Spunti e riflessioni sul Patrono del Golfo

 

      

       Non sappiamo come e quando si sia formata la leggenda di Venerio santo « marinaio » e, per giunta, creatore della vela latina. Il Lamorati, che fu nel 600 il più accurato fra i suoi agiografi, non dà al santo portovenerese tale attributo; ma forse esagera quando ci presenta un Venerio anacoreta « fuggito dal mondo per cercare Dio » che contende bacche ed altri cibi vegetali agli animali del bosco... Non era più pratico cercare il pur limitato nutrimento nella fauna ittica che (allora più di oggi) doveva abbondare nelle acque del solitario e suggestivo isolotto?
       Comunque, San Venerio fu certamente pescatore (come gli altri pochi cenobiti che servivano Dio nelle piccole « ecclesie » delle quali restano le preziose fondamenta (e al Tinetto qualcosa di più) e da pescatore a marinaio è breve il passo.
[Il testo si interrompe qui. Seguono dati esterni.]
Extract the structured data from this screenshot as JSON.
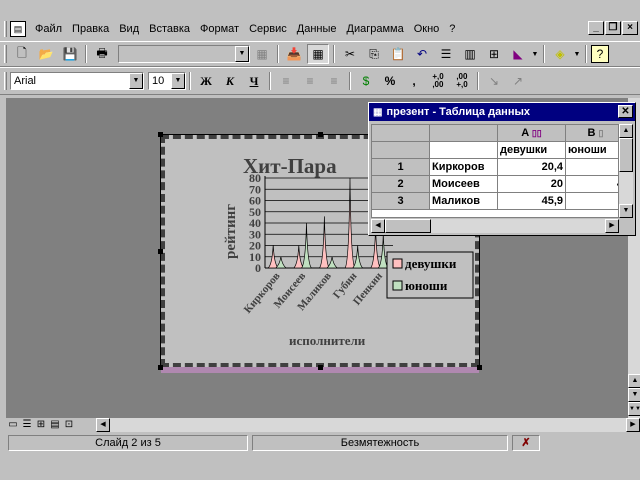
{
  "menu": {
    "items": [
      "Файл",
      "Правка",
      "Вид",
      "Вставка",
      "Формат",
      "Сервис",
      "Данные",
      "Диаграмма",
      "Окно",
      "?"
    ],
    "window_buttons": [
      "_",
      "❐",
      "×"
    ]
  },
  "format_toolbar": {
    "font": "Arial",
    "size": "10",
    "bold": "Ж",
    "italic": "К",
    "underline": "Ч",
    "percent": "%",
    "comma": ",",
    "inc_decimal": "+,0\n,00",
    "dec_decimal": ",00\n+,0"
  },
  "chart_data": {
    "type": "area",
    "title": "Хит-Пара",
    "xlabel": "исполнители",
    "ylabel": "рейтинг",
    "ylim": [
      0,
      80
    ],
    "yticks": [
      "0",
      "10",
      "20",
      "30",
      "40",
      "50",
      "60",
      "70",
      "80"
    ],
    "categories": [
      "Киркоров",
      "Моисеев",
      "Маликов",
      "Губин",
      "Пенкин"
    ],
    "series": [
      {
        "name": "девушки",
        "values": [
          20.4,
          20,
          45.9,
          80,
          37
        ],
        "color": "#ffc0c0"
      },
      {
        "name": "юноши",
        "values": [
          10,
          40,
          10,
          20,
          30
        ],
        "color": "#c0e0c0"
      }
    ],
    "legend_position": "right"
  },
  "datasheet": {
    "title": "презент - Таблица данных",
    "columns": [
      "A",
      "B"
    ],
    "headers": [
      "девушки",
      "юноши"
    ],
    "rows": [
      {
        "num": "1",
        "name": "Киркоров",
        "a": "20,4",
        "b": ""
      },
      {
        "num": "2",
        "name": "Моисеев",
        "a": "20",
        "b": "4"
      },
      {
        "num": "3",
        "name": "Маликов",
        "a": "45,9",
        "b": ""
      }
    ]
  },
  "status": {
    "slide": "Слайд 2 из 5",
    "design": "Безмятежность"
  }
}
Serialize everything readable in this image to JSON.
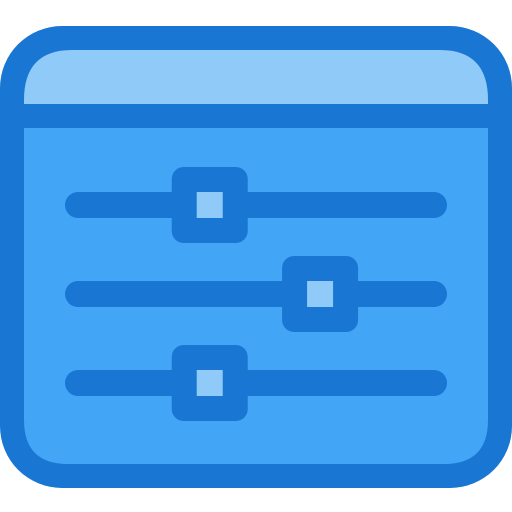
{
  "icon": {
    "name": "settings-sliders-window-icon",
    "colors": {
      "outline": "#1976D2",
      "body_fill": "#42A5F5",
      "title_bar_fill": "#90CAF9",
      "knob_center": "#90CAF9"
    }
  },
  "sliders": [
    {
      "name": "slider-1",
      "level": 0.37
    },
    {
      "name": "slider-2",
      "level": 0.68
    },
    {
      "name": "slider-3",
      "level": 0.37
    }
  ]
}
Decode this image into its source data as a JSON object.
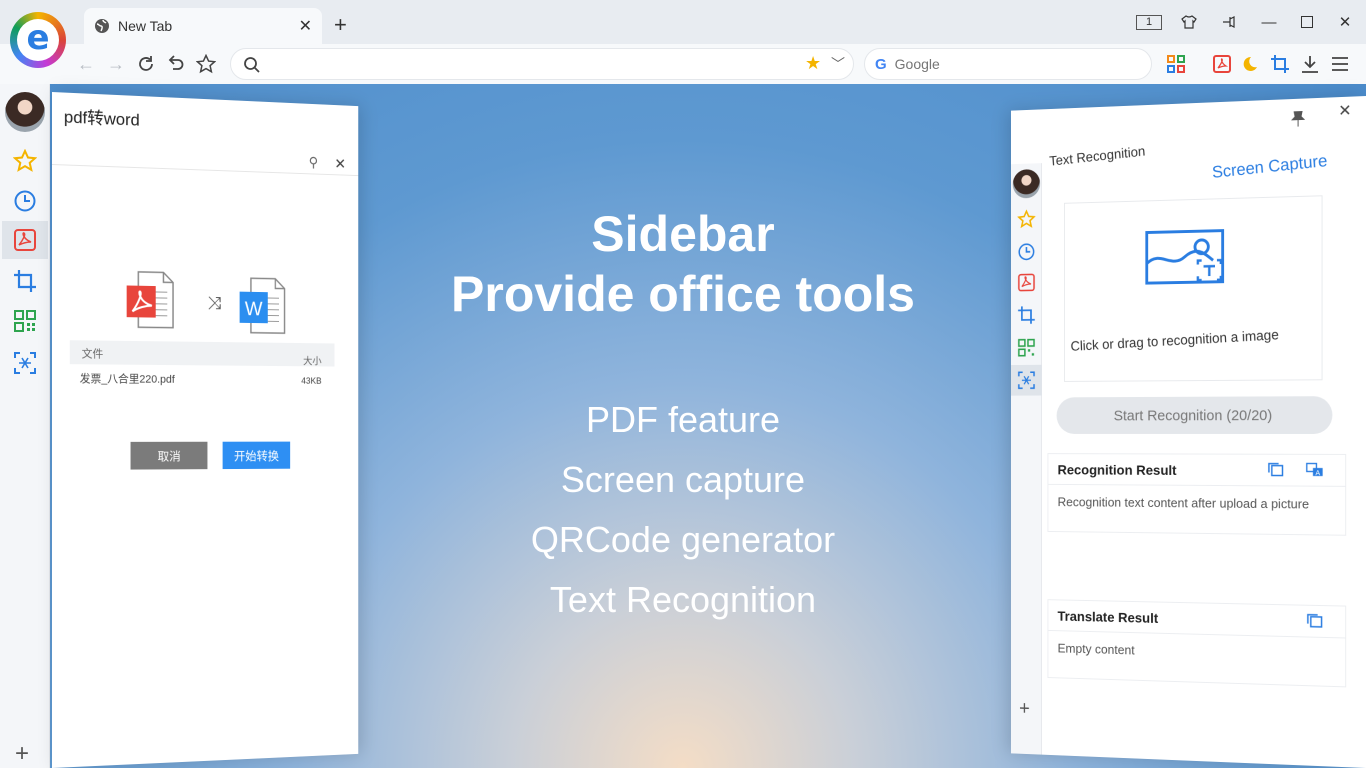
{
  "browser": {
    "tab_title": "New Tab",
    "tab_counter": "1",
    "search_placeholder": "Google",
    "address_value": ""
  },
  "hero": {
    "headline_line1": "Sidebar",
    "headline_line2": "Provide office tools",
    "features": [
      "PDF feature",
      "Screen capture",
      "QRCode generator",
      "Text Recognition"
    ]
  },
  "left_panel": {
    "title": "pdf转word",
    "table_headers": [
      "文件",
      "大小"
    ],
    "file_name": "发票_八合里220.pdf",
    "file_size": "43KB",
    "cancel_label": "取消",
    "start_label": "开始转换"
  },
  "right_panel": {
    "title": "Text Recognition",
    "capture_link": "Screen Capture",
    "dropzone_text": "Click or drag to recognition a image",
    "start_button": "Start Recognition (20/20)",
    "recognition_title": "Recognition Result",
    "recognition_body": "Recognition text content after upload a picture",
    "translate_title": "Translate Result",
    "translate_body": "Empty content"
  },
  "colors": {
    "accent": "#2a7de1",
    "pdf_red": "#e8453c",
    "qr_green": "#2ea44f",
    "favorite": "#f4b400"
  }
}
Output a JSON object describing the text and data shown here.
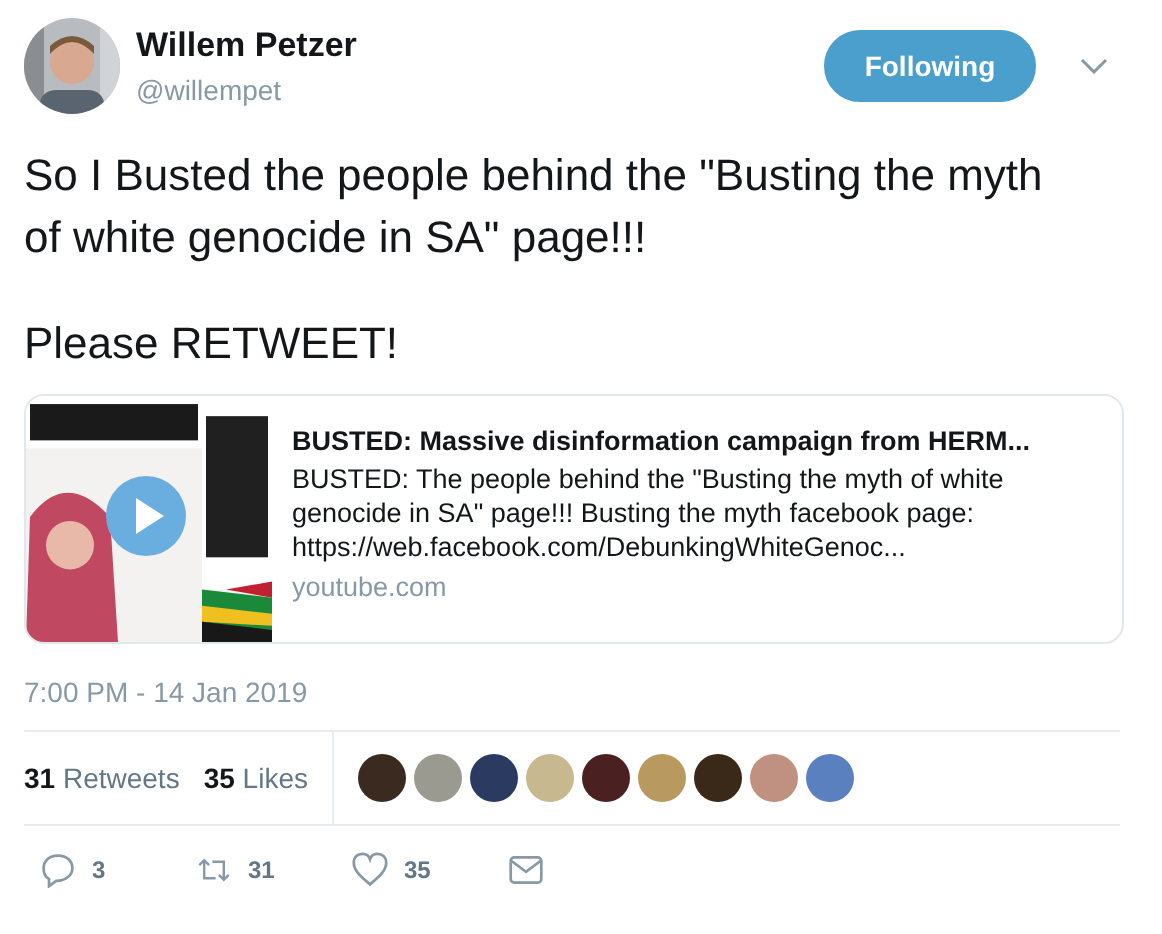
{
  "author": {
    "name": "Willem Petzer",
    "handle": "@willempet"
  },
  "follow_button": {
    "label": "Following",
    "selected": true
  },
  "tweet_text": [
    "So I Busted the people behind the \"Busting the myth of white genocide in SA\" page!!!",
    "Please RETWEET!"
  ],
  "link_card": {
    "title": "BUSTED: Massive disinformation campaign from HERM...",
    "description": "BUSTED: The people behind the \"Busting the myth of white genocide in SA\" page!!! Busting the myth facebook page: https://web.facebook.com/DebunkingWhiteGenoc...",
    "domain": "youtube.com"
  },
  "timestamp": "7:00 PM - 14 Jan 2019",
  "stats": [
    {
      "count": "31",
      "label": "Retweets"
    },
    {
      "count": "35",
      "label": "Likes"
    }
  ],
  "liker_avatars": [
    {
      "color": "#3a2a20"
    },
    {
      "color": "#9a9a90"
    },
    {
      "color": "#2a3a60"
    },
    {
      "color": "#c8b890"
    },
    {
      "color": "#4a2020"
    },
    {
      "color": "#b89a60"
    },
    {
      "color": "#3a2818"
    },
    {
      "color": "#c09080"
    },
    {
      "color": "#5a80c0"
    }
  ],
  "actions": [
    {
      "kind": "reply",
      "count": "3"
    },
    {
      "kind": "retweet",
      "count": "31"
    },
    {
      "kind": "like",
      "count": "35"
    },
    {
      "kind": "message"
    }
  ]
}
Venerio doveva servirsi della vela già nota ai romani ed ai bizantini (quale ausiliaria dei remi!) nelle sue frequenti relazioni con i vescovi di Luni, che gli affidavano missioni assai importanti. Non bisogna dimenticare ch’egli era un capo, uomo di dottrina, oltreché prescelto da Dio per aprire nel mistero del soprannaturale quegli spiragli che sono i miracoli... e non il selvatico anacoreta costruito dalla leggenda nella fantasia popolare intorno alla sua figura, cosi poco documentata.
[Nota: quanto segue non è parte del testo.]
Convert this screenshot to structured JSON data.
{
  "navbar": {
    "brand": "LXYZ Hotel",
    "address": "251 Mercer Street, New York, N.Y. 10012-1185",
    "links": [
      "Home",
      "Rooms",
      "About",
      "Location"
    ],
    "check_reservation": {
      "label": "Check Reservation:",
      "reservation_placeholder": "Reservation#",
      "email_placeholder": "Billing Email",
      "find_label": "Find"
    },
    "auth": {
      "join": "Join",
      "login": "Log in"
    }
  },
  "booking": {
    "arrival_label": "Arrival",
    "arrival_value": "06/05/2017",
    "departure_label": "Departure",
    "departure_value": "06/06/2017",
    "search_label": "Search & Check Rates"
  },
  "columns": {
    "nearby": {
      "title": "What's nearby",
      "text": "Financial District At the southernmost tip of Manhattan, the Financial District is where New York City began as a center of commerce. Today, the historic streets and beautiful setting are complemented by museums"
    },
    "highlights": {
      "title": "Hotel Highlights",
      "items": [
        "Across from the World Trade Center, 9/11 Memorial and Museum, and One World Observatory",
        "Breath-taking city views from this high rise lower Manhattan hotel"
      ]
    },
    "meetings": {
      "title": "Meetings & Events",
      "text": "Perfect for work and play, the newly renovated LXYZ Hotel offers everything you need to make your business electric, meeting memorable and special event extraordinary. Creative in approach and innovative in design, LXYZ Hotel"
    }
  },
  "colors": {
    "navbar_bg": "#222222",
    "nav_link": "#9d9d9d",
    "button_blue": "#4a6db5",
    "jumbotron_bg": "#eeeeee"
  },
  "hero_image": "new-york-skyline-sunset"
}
       Tornando alla vela latina — oggi scomparsa quasi del tutto dai nostri mari — vi sarebbe nella sua denominazione un errore che qualche trattatista ha cercato di correggere. Una vela latina (cioè romana) del noto tipo triangolare inferita su antenna inclinata verso prua e con scotta libera, capace di « stringere il vento » non è mai stata impiegata sulle navi romane e nemmeno in quelle greche. Si apprende, infatti, dalle figurazioni a noi pervenute che dette navi (triremi, eccetera) possedevano, per lo più, un albero al centro con una vela quadra, utilizzata soltanto col vento in poppa. Quella che è chiamata impropriamente « vela latina » ed è, secondo alcuni, una deformazione del termine marinaresco « vela alla trina » sarebbe stata introdotta nel Mediterraneo dagli arabi, che la usano tuttora largamente in Mar Rosso ed in Oceano Indiano. Furono, con tutta probabilità, i bizantini, la cui marineria si sostituì a quella romana nel Mare Nostrum, ad introdurre tale tipo di vela nel Tirreno. Nulla di più facile che Venerio sia stato il primo ad usarla a Portus Veneris, dove il buon vento non manca (anche se oggi alla sua forza naturale vi si preferisce quella del motore).
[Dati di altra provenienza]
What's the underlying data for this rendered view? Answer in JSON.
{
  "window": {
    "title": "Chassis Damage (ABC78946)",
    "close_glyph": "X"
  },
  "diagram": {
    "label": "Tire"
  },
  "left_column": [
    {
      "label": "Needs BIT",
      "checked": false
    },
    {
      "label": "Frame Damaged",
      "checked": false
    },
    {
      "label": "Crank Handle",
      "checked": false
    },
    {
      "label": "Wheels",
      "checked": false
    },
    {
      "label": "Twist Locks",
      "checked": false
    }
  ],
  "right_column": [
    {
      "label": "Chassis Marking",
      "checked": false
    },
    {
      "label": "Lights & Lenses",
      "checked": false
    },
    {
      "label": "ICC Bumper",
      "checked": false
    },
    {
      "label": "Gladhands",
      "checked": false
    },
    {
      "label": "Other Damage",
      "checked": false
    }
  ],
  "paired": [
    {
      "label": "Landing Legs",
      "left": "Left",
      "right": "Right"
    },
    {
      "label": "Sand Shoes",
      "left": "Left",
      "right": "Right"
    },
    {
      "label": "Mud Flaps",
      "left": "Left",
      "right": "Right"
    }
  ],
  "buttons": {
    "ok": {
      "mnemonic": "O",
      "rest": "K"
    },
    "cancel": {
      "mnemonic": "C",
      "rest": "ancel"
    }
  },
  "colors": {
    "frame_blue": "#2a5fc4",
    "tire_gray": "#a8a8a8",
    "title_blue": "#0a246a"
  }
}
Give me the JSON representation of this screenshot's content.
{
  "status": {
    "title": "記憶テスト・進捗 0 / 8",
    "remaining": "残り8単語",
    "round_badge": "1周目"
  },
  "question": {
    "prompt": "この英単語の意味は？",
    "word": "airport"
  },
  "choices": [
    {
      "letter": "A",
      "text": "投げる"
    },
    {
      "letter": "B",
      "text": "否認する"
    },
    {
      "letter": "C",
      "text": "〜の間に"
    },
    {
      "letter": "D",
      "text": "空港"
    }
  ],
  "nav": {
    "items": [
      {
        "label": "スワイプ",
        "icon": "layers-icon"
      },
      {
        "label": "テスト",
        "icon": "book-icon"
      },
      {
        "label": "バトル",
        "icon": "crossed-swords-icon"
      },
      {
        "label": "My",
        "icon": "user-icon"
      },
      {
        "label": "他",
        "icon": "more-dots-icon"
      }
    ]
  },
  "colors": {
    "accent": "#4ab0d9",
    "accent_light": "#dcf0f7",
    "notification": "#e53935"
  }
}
       Ma San Venerio ha avuto altri meriti nello stesso campo marinaresco, quale quello di accendere fuochi (forse sulla sommità del Tinetto), nei giorni di tempesta, per tener lontani i naviganti dalle pericolose scogliere delle isole. Certamente tredici secoli fa Tinetto e Tino formavano un’unica isola. Per lo stesso scopo dieci secoli dopo la repubblica genovese innalzava sopra gli strapiombi del Tino il torrione-faro (alimentato ad olio) la cui massiccia struttura trovasi tuttora incorporata nella mole del grande faro che vi ha eretto il governo italiano dopo la costituzione della piazzaforte.
       L’annuale rievocazione dì San Venerio santo del mio paese e patrono del golfo, oltreché dei fanalisti, mi ha suggerito questi spunti. In un certo senso vorrei avvicinare la sua figura a quella, altrettanto leggendaria, di San Colombano, un monaco delle isole scozzesi al quale la tradizione cristiana attribuisce prodigi marinareschi di una certa portata.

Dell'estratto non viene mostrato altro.